ABD'nin skandal Türkiye Büyükelçisi John Bass nihayet gidiyor.
Gidiyor gitmesine de giderken yine birçok çam deviriyor. Şecaat arz
ederken, bir kez daha sirkatin söylüyor.
Kendisinin gazetemiz SABAH'a olan düşmanlığı yeni değil. SABAH
defalarca ABD Büyükelçiliği'nin üstüne vazife olmayan
faaliyetlerini deşifre etti. Haber ve yorumlarıyla "hayırdır, Mr
Bass?" diye sordu. İyi de yaptı...
Malum, cuma günü gazetemiz "İşte 'İrtibatçı'nın FETÖ
Bağlantıları" manşetiyle çıkmıştı. Kenan Kıran ve Nazif Karaman
imzasını taşıyan ve manşete çıkarılan haberde ABD Büyükelçiliği'nin
bir gün önce bir bildiri yayınlayarak sahiplendiği Metin Topuz'un
ilişkileri ortaya konuyordu. Kaynak, İstanbul Başsavcılığı'ydı.
Bu haber üzerine yer yerinden oynadı. Büyükelçilik, bu haberdeki
iddialara cevap vereceğine bir başka skandala daha imza attı. Bir
büyükelçilik görevlisi, o gün gerçekleşecek veda yemeğine davetli
olan gazetemiz yazarı Hilal Kaplan'ı arayıp daveti geri
çektiklerini bildirdi.
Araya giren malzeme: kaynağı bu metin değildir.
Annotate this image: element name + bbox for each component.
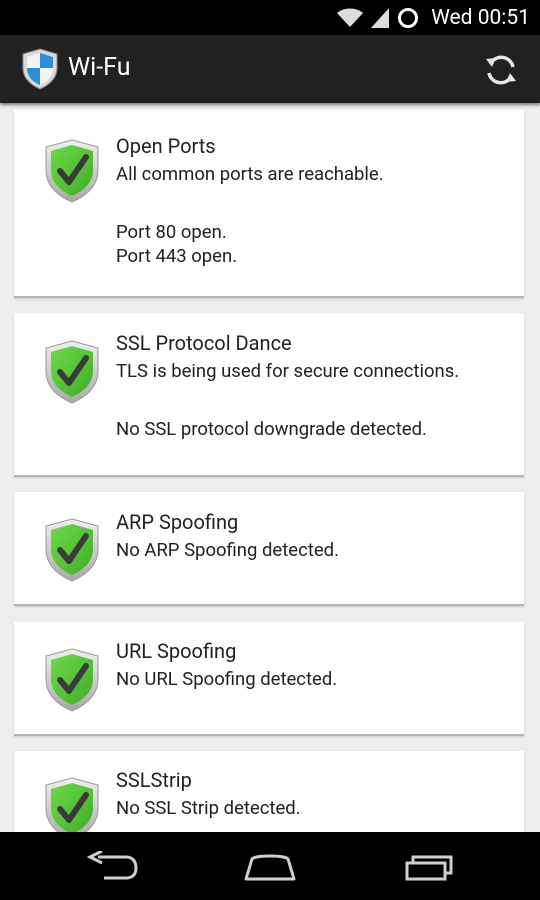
card-title: SSL Protocol Dance [116,331,292,355]
home-button[interactable] [230,842,310,890]
card-summary: No SSL Strip detected. [116,797,301,819]
card-sslstrip[interactable]: SSLStrip No SSL Strip detected. [14,751,524,832]
card-summary: No URL Spoofing detected. [116,668,338,690]
card-title: ARP Spoofing [116,510,239,534]
circle-icon [398,7,419,28]
recent-apps-button[interactable] [389,842,469,890]
navigation-bar [0,832,540,900]
card-detail: Port 80 open. [116,221,227,243]
recent-apps-icon [405,855,453,881]
app-title: Wi-Fu [68,53,131,82]
home-icon [244,854,296,881]
card-summary: All common ports are reachable. [116,163,384,185]
card-summary: No ARP Spoofing detected. [116,539,339,561]
back-button[interactable] [72,842,152,890]
back-icon [86,851,138,880]
status-time: Wed 00:51 [431,5,530,30]
card-summary: TLS is being used for secure connections… [116,360,460,382]
card-ssl-protocol-dance[interactable]: SSL Protocol Dance TLS is being used for… [14,313,524,477]
shield-check-icon [44,138,100,204]
cell-signal-icon [371,7,390,28]
card-title: SSLStrip [116,768,192,792]
card-title: Open Ports [116,134,216,158]
shield-check-icon [44,517,100,583]
shield-check-icon [44,339,100,405]
shield-app-icon[interactable] [22,48,58,90]
results-list[interactable]: Open Ports All common ports are reachabl… [0,103,540,832]
card-open-ports[interactable]: Open Ports All common ports are reachabl… [14,110,524,298]
card-url-spoofing[interactable]: URL Spoofing No URL Spoofing detected. [14,622,524,736]
action-bar: Wi-Fu [0,35,540,103]
refresh-button[interactable] [476,48,526,92]
wifi-icon [337,8,364,27]
card-arp-spoofing[interactable]: ARP Spoofing No ARP Spoofing detected. [14,492,524,606]
card-detail: No SSL protocol downgrade detected. [116,418,427,440]
card-title: URL Spoofing [116,639,237,663]
status-bar: Wed 00:51 [0,0,540,35]
shield-check-icon [44,776,100,832]
shield-check-icon [44,647,100,713]
card-detail: Port 443 open. [116,245,238,267]
refresh-icon [486,55,516,85]
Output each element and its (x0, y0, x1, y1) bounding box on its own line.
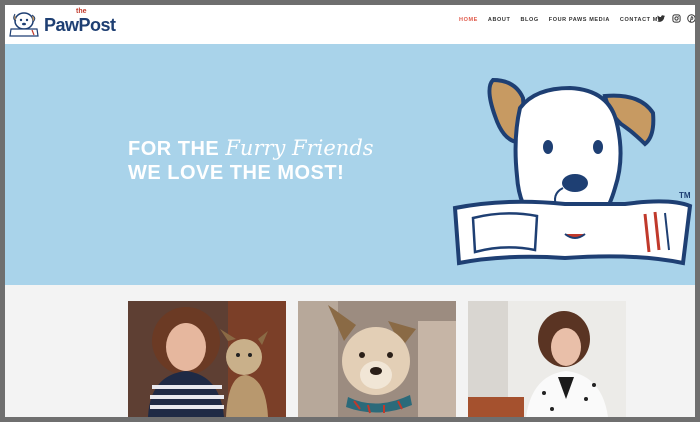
nav-item-four-paws-media[interactable]: Four Paws Media (549, 17, 610, 23)
logo-dog-icon (9, 12, 39, 37)
instagram-icon[interactable] (672, 14, 681, 23)
logo-the-text: the (76, 8, 87, 15)
nav-item-blog[interactable]: Blog (520, 17, 538, 23)
twitter-icon[interactable] (657, 14, 666, 23)
site-logo[interactable]: the PawPost (8, 7, 133, 41)
main-nav: Home About Blog Four Paws Media Contact … (459, 17, 672, 23)
woman-with-terrier-photo[interactable] (128, 301, 286, 417)
nav-item-about[interactable]: About (488, 17, 511, 23)
browser-frame: the PawPost Home About Blog Four Paws Me… (0, 0, 700, 422)
nav-item-contact-me[interactable]: Contact Me (620, 17, 662, 23)
nav-item-home[interactable]: Home (459, 17, 478, 23)
hero-heading-plain: FOR THE (128, 138, 226, 160)
woman-at-desk-photo[interactable] (468, 301, 626, 417)
dog-mascot-illustration (452, 77, 693, 266)
hero-heading-line1: FOR THE Furry Friends (128, 136, 374, 161)
dog-with-collar-photo[interactable] (298, 301, 456, 417)
hero-heading-line2: WE LOVE THE MOST! (128, 162, 345, 184)
hero-banner: FOR THE Furry Friends WE LOVE THE MOST! (5, 44, 695, 285)
site-header: the PawPost Home About Blog Four Paws Me… (5, 5, 695, 44)
page: the PawPost Home About Blog Four Paws Me… (5, 5, 695, 417)
pinterest-icon[interactable] (687, 14, 695, 23)
trademark-mark: TM (679, 191, 691, 200)
hero-heading-script: Furry Friends (225, 136, 374, 160)
logo-name-text: PawPost (44, 15, 116, 35)
social-links (657, 14, 695, 23)
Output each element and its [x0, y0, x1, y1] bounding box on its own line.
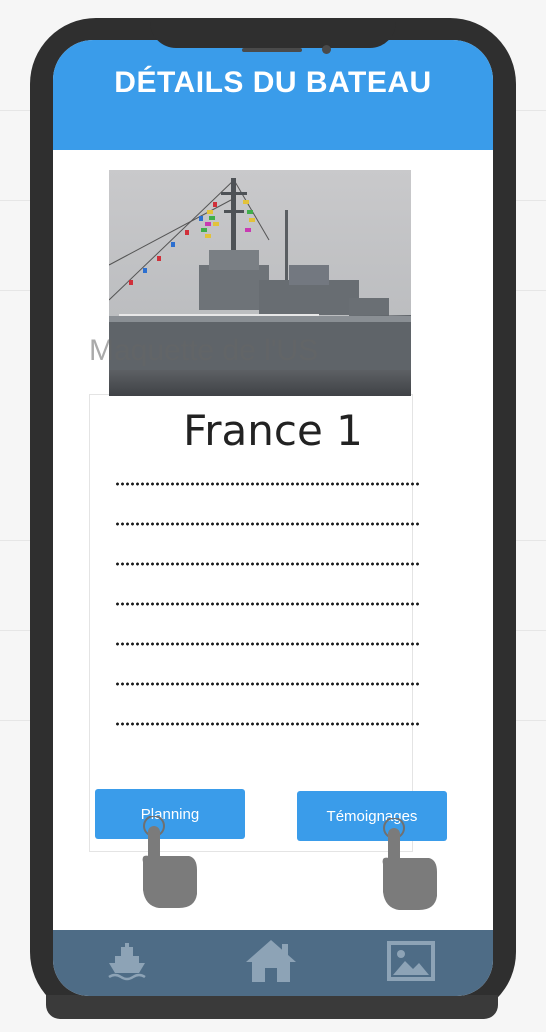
nav-boats[interactable]	[97, 938, 157, 988]
home-icon	[244, 938, 298, 989]
tap-hand-icon	[379, 817, 439, 915]
ship-icon	[107, 941, 147, 986]
boat-caption: Maquette de l'US	[89, 334, 319, 367]
detail-placeholder-line	[115, 602, 421, 606]
page-title: DÉTAILS DU BATEAU	[114, 66, 432, 99]
phone-notch	[150, 18, 396, 48]
tap-hand-icon	[139, 815, 199, 913]
boat-name: France 1	[183, 406, 363, 455]
nav-home[interactable]	[241, 938, 301, 988]
bottom-nav	[53, 930, 493, 996]
detail-placeholder-line	[115, 642, 421, 646]
detail-placeholder-line	[115, 562, 421, 566]
image-icon	[387, 940, 435, 986]
phone-camera	[322, 45, 331, 54]
detail-placeholder-line	[115, 522, 421, 526]
phone-bottom-edge	[46, 995, 498, 1019]
app-header: DÉTAILS DU BATEAU	[53, 40, 493, 150]
phone-speaker	[242, 48, 302, 52]
phone-screen: DÉTAILS DU BATEAU Maquette de l'US Franc…	[53, 40, 493, 996]
nav-gallery[interactable]	[381, 938, 441, 988]
detail-card	[89, 394, 413, 852]
detail-placeholder-line	[115, 682, 421, 686]
detail-placeholder-line	[115, 722, 421, 726]
detail-placeholder-line	[115, 482, 421, 486]
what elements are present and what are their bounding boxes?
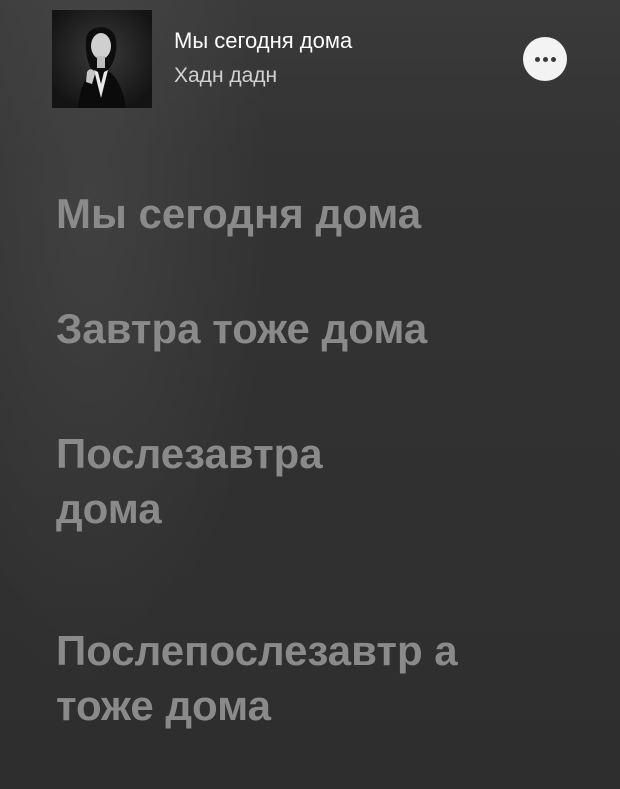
portrait-image (52, 10, 152, 108)
album-artwork[interactable] (52, 10, 152, 108)
dot (542, 56, 548, 62)
track-title[interactable]: Мы сегодня дома (174, 28, 352, 54)
now-playing-header: Мы сегодня дома Хадн дадн (0, 0, 620, 120)
lyric-line[interactable]: Послезавтра дома (56, 426, 436, 536)
lyric-line[interactable]: Завтра тоже дома (56, 301, 576, 356)
dot (550, 56, 556, 62)
dot (534, 56, 540, 62)
lyric-line[interactable]: Послепослезавтр а тоже дома (56, 623, 526, 733)
lyric-line[interactable]: Мы сегодня дома (56, 186, 576, 241)
lyrics-screen: Мы сегодня дома Хадн дадн Мы сегодня дом… (0, 0, 620, 789)
ellipsis-icon (534, 56, 556, 62)
more-options-button[interactable] (523, 37, 567, 81)
track-artist[interactable]: Хадн дадн (174, 64, 277, 88)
Aman ne büyük ceza!
Görev süresi boyunca "basın özgürlüğü" naraları atarak Türkiye'nin
iç işlerine karışmayı vazife edinmiş John Bass'in gerçek yüzünü
bundan daha iyi ne gösterebilir?
Bilmem hatırlar mısınız, FETÖ'nün yayın organı Zaman'a Türkiye
Cumhuriyeti'nin bağımsız mahkemeleri kayyum atadığında "nerede
kaldı basın özgürlüğü" diye veryansın etmişti zatı şahaneleri.